Moving reference date from staging to production

In my application I have reference data tables that I setup on my staging server and then when it is tested I want to move it to production. Initially I thought ‘rails db:seed:dump’ may be useful but there are keys between reference data and the rest of the database so this probably wont work. My current research indicated I probably need to write a .rb script and use rails runner (rails run script.rb’). Wondering how best to approach this.

So some context probably best to give details of the specific application. Its a listings site. The main tables are venues and events. It gets listings from venue websites (using web scraping) and facebook (using the graph API). There is also a table called event_modifiers which holds details on transformations that need doing to the date. These include not including where there is a certain event title (i.e. PRIVATE PARTY) and also has rules to try to work out the type of event (i.e. if title contains ‘CLUB NIGHT’ set event_type = ‘CLUB’). Some of these event_modifiers are global and some only for a specific venue. This is a vast oversimplification of the application but should be enough to show what the challenges are in moving reference date. One example is I there is a foreign key in event_modifiers that may point to a venue (rails 5 suports these optional associations). There is also a foregn key between the events (non ref data) and venues (ref data).

So far it would be possible to simply truncate all the tables and reload the database (although this seems a bit drastic) but there is another issue. However users (another table) can bookmark events so there is also a foregn key between user_bookmarks and events. If I dropped the reference data the association between user_bookmarks, events and venues need keeping (the venue_id foreign key).

so this is far from trivial and some pointers would be good.

So use only the reference data to seed the production database.

Is this something you expect to have to do more than once? Will the reference data change over time? If it's a one-off thing I'd probably just do a DB dump of the relevant tables and be done with it...

Using seed.rb, from what I can gather, can only add data (i.e. if record already exists it creates duplicates).

The data transformation(table) will be changed fairly regularly (i.e. if I spot a venue listing that should not be included I define a transformation rather than delete it manually, this way if a similar thing happens again it will automatically be removed.
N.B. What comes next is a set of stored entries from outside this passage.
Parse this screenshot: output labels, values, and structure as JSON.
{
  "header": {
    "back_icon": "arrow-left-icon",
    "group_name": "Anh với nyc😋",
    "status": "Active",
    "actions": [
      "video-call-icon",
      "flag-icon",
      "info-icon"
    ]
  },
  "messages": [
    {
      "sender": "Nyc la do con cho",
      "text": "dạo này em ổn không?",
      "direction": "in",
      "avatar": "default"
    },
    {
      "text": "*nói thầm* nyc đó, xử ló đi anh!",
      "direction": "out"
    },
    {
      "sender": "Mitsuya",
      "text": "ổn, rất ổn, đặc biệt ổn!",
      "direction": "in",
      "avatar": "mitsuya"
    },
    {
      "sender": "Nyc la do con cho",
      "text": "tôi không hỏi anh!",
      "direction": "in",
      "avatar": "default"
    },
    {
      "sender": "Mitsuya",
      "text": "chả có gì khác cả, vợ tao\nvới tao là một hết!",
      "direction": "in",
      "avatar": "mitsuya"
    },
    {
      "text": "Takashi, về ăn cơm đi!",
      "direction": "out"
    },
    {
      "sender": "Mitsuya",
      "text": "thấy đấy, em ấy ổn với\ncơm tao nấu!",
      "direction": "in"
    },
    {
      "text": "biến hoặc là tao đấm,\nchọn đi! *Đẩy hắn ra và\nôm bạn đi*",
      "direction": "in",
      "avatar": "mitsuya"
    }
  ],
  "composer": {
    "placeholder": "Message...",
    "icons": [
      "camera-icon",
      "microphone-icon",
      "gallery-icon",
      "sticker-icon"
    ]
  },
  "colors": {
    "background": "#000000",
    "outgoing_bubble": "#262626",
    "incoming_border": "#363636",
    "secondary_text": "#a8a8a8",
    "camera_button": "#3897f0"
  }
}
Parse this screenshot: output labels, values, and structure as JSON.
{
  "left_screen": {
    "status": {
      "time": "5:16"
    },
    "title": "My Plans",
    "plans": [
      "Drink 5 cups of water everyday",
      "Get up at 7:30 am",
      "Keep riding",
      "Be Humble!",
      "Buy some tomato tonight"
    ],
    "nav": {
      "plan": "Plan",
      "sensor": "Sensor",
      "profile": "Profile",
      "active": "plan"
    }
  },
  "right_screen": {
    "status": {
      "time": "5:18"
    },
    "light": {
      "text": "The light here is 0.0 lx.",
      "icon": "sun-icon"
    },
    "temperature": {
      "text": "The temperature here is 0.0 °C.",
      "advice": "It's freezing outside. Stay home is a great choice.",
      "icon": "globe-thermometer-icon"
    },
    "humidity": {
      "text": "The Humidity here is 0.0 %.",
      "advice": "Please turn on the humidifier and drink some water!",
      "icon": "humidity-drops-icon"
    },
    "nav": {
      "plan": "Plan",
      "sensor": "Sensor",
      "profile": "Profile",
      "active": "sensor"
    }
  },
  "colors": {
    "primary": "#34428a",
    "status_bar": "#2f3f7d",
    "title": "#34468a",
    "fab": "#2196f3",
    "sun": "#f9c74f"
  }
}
As the data comes from external listings sites and facebook groups the transformation will need constantly tweaking based observations. It may be I have to do this by loading the data into staging tables and process them. Just looking for some pointers.

Ben

If your reference data is *not* immutable load-one-time-only then your change/transform/whatever process should live and run on the production server.
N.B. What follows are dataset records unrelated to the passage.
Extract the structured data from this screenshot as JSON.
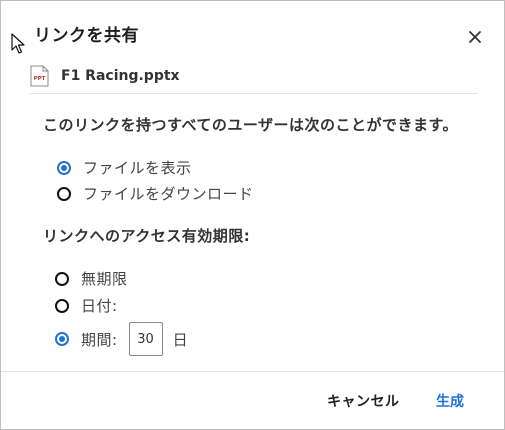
{
  "dialog": {
    "title": "リンクを共有",
    "close_icon": "close-icon"
  },
  "file": {
    "icon": "pptx-file-icon",
    "icon_text": "PPT",
    "name": "F1 Racing.pptx"
  },
  "permissions": {
    "label": "このリンクを持つすべてのユーザーは次のことができます。",
    "options": [
      {
        "label": "ファイルを表示",
        "checked": true
      },
      {
        "label": "ファイルをダウンロード",
        "checked": false
      }
    ]
  },
  "expiration": {
    "label": "リンクへのアクセス有効期限:",
    "options": [
      {
        "label": "無期限",
        "checked": false
      },
      {
        "label": "日付:",
        "checked": false
      },
      {
        "label": "期間:",
        "checked": true
      }
    ],
    "period_value": "30",
    "period_unit": "日"
  },
  "footer": {
    "cancel_label": "キャンセル",
    "create_label": "生成"
  },
  "colors": {
    "accent": "#1f73d8",
    "icon_red": "#c0392b"
  }
}
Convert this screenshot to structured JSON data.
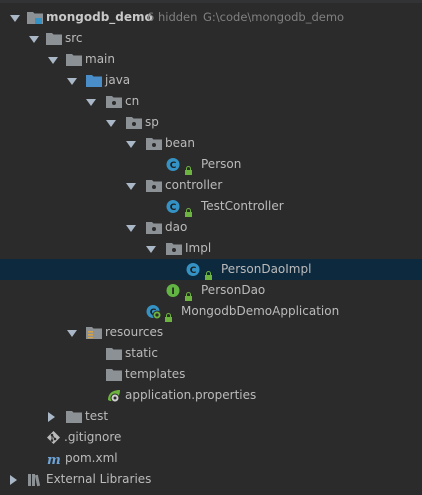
{
  "project": {
    "name": "mongodb_demo",
    "hidden_count": "6 hidden",
    "path": "G:\\code\\mongodb_demo"
  },
  "tree": {
    "src": "src",
    "main": "main",
    "java": "java",
    "cn": "cn",
    "sp": "sp",
    "bean": "bean",
    "person": "Person",
    "controller": "controller",
    "test_controller": "TestController",
    "dao": "dao",
    "impl": "Impl",
    "person_dao_impl": "PersonDaoImpl",
    "person_dao": "PersonDao",
    "app": "MongodbDemoApplication",
    "resources": "resources",
    "static": "static",
    "templates": "templates",
    "app_properties": "application.properties",
    "test": "test",
    "gitignore": ".gitignore",
    "pom": "pom.xml",
    "external_libraries": "External Libraries"
  },
  "icons": {
    "class_letter": "C",
    "interface_letter": "I"
  },
  "colors": {
    "background": "#2b2b2b",
    "selection": "#0d293e",
    "folder": "#8c9196",
    "source_folder": "#4a8ec9",
    "class_icon": "#3592c4",
    "interface_icon": "#62b543",
    "spring_green": "#6db33f"
  }
}
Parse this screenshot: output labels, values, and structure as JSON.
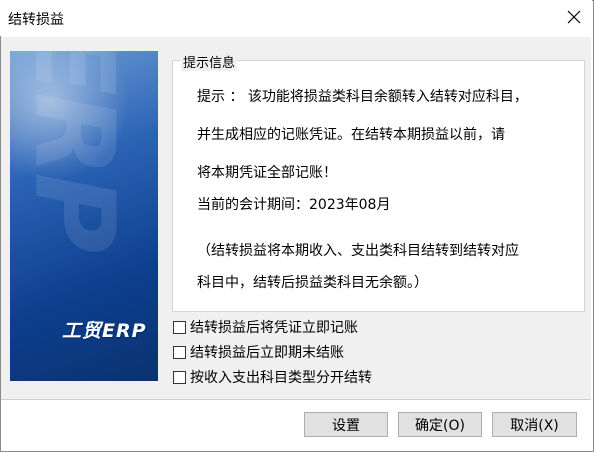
{
  "window": {
    "title": "结转损益"
  },
  "banner": {
    "ghost_text": "ERP",
    "logo_text": "工贸ERP"
  },
  "info_group": {
    "legend": "提示信息",
    "line1": "提示 ：  该功能将损益类科目余额转入结转对应科目，",
    "line2": "并生成相应的记账凭证。在结转本期损益以前，请",
    "line3": "将本期凭证全部记账！",
    "line4": "当前的会计期间：2023年08月",
    "line5": "（结转损益将本期收入、支出类科目结转到结转对应",
    "line6": "科目中，结转后损益类科目无余额。）"
  },
  "options": [
    {
      "label": "结转损益后将凭证立即记账",
      "checked": false
    },
    {
      "label": "结转损益后立即期末结账",
      "checked": false
    },
    {
      "label": "按收入支出科目类型分开结转",
      "checked": false
    }
  ],
  "buttons": {
    "settings": "设置",
    "ok": "确定(O)",
    "cancel": "取消(X)"
  }
}
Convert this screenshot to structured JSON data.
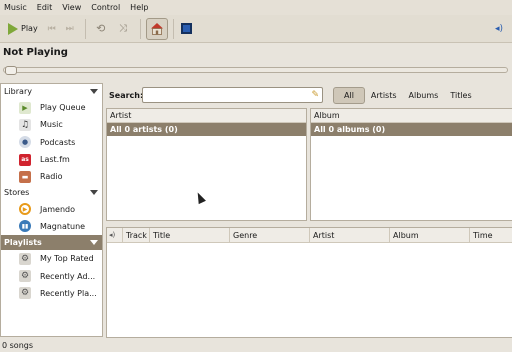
{
  "menubar": {
    "items": [
      "Music",
      "Edit",
      "View",
      "Control",
      "Help"
    ]
  },
  "toolbar": {
    "play_label": "Play"
  },
  "player": {
    "status": "Not Playing",
    "progress": 0
  },
  "search": {
    "label": "Search:",
    "value": ""
  },
  "filters": [
    "All",
    "Artists",
    "Albums",
    "Titles"
  ],
  "sidebar": {
    "library": {
      "title": "Library",
      "items": [
        "Play Queue",
        "Music",
        "Podcasts",
        "Last.fm",
        "Radio"
      ]
    },
    "stores": {
      "title": "Stores",
      "items": [
        "Jamendo",
        "Magnatune"
      ]
    },
    "playlists": {
      "title": "Playlists",
      "items": [
        "My Top Rated",
        "Recently Ad...",
        "Recently Pla..."
      ]
    }
  },
  "artist_pane": {
    "header": "Artist",
    "row": "All 0 artists (0)"
  },
  "album_pane": {
    "header": "Album",
    "row": "All 0 albums (0)"
  },
  "track_columns": [
    "Track",
    "Title",
    "Genre",
    "Artist",
    "Album",
    "Time"
  ],
  "statusbar": {
    "text": "0 songs"
  },
  "colors": {
    "selection": "#8c7f6b",
    "play_green": "#7fa83a",
    "accent_blue": "#2a5db0"
  }
}
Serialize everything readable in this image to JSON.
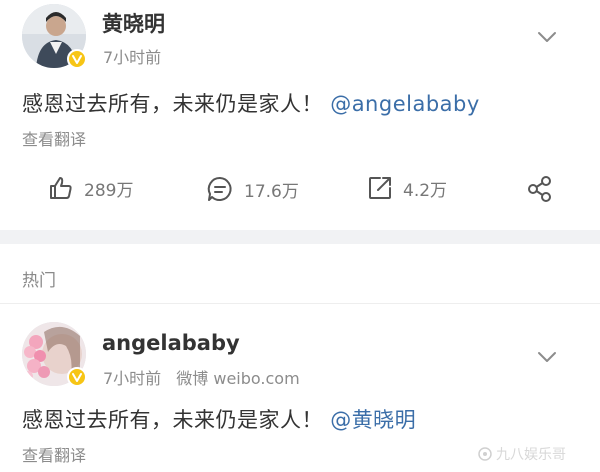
{
  "post1": {
    "username": "黄晓明",
    "time": "7小时前",
    "text_main": "感恩过去所有，未来仍是家人！",
    "mention": "@angelababy",
    "translate": "查看翻译",
    "actions": {
      "likes": "289万",
      "comments": "17.6万",
      "reposts": "4.2万"
    }
  },
  "section": {
    "label": "热门"
  },
  "post2": {
    "username": "angelababy",
    "time": "7小时前",
    "source": "微博 weibo.com",
    "text_main": "感恩过去所有，未来仍是家人！",
    "mention": "@黄晓明",
    "translate": "查看翻译"
  },
  "watermark": {
    "text": "九八娱乐哥"
  },
  "colors": {
    "mention": "#3b6ea8",
    "verified_badge": "#f7c515",
    "muted_text": "#8c8c8c",
    "divider": "#f1f2f4"
  }
}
A "staging" server is for realistic testing of your *procedures* that will run on production, not doing data transformation to export.

If your reference data is not immutable load-one-time-only then

your change/transform/whatever process should live and run on the

production server.

Mine is! Maybe I should call it something else but in my 25 years in IT i’ve worked on several projects that use data in a database to transform data and transformation change (i.e. data warehouse load scripts).

A “staging” server is for realistic testing of your procedures that will

run on production, not doing data transformation to export.

Again, maybe we need to call the server something else. Also it is testing (or the transformations).

Anyway worked it out. I simply reaload the reference tables. The trick is to keep all the keys the same and use deferred foreign keys.

Rules are there to be broken;).

Ben

Mine is! Maybe I should call it something else but in my 25 years in IT i've worked on several projects that use data in a database to transform data and transformation change (i.e. data warehouse load scripts).

I can't even parse what that sentence means, so...

A "staging" server is for realistic testing of your *procedures* that will run on production, not doing data transformation to export.

Again, maybe we need to call the server something else. Also it is testing (or the transformations).

Using commonly agreed-on definitions of things is generally a Good Idea, especially given that Rails is a convention-oriented framework.

Anyway worked it out. I simply reaload the reference tables. The trick is to keep all the keys the same and use deferred foreign keys.

Sounds operationally brittle, but I'm sure your customers will let you know when that stops working :slight_smile:

Rules are there to be broken;).

"Good decisions are based on experience; experience is based on bad decisions."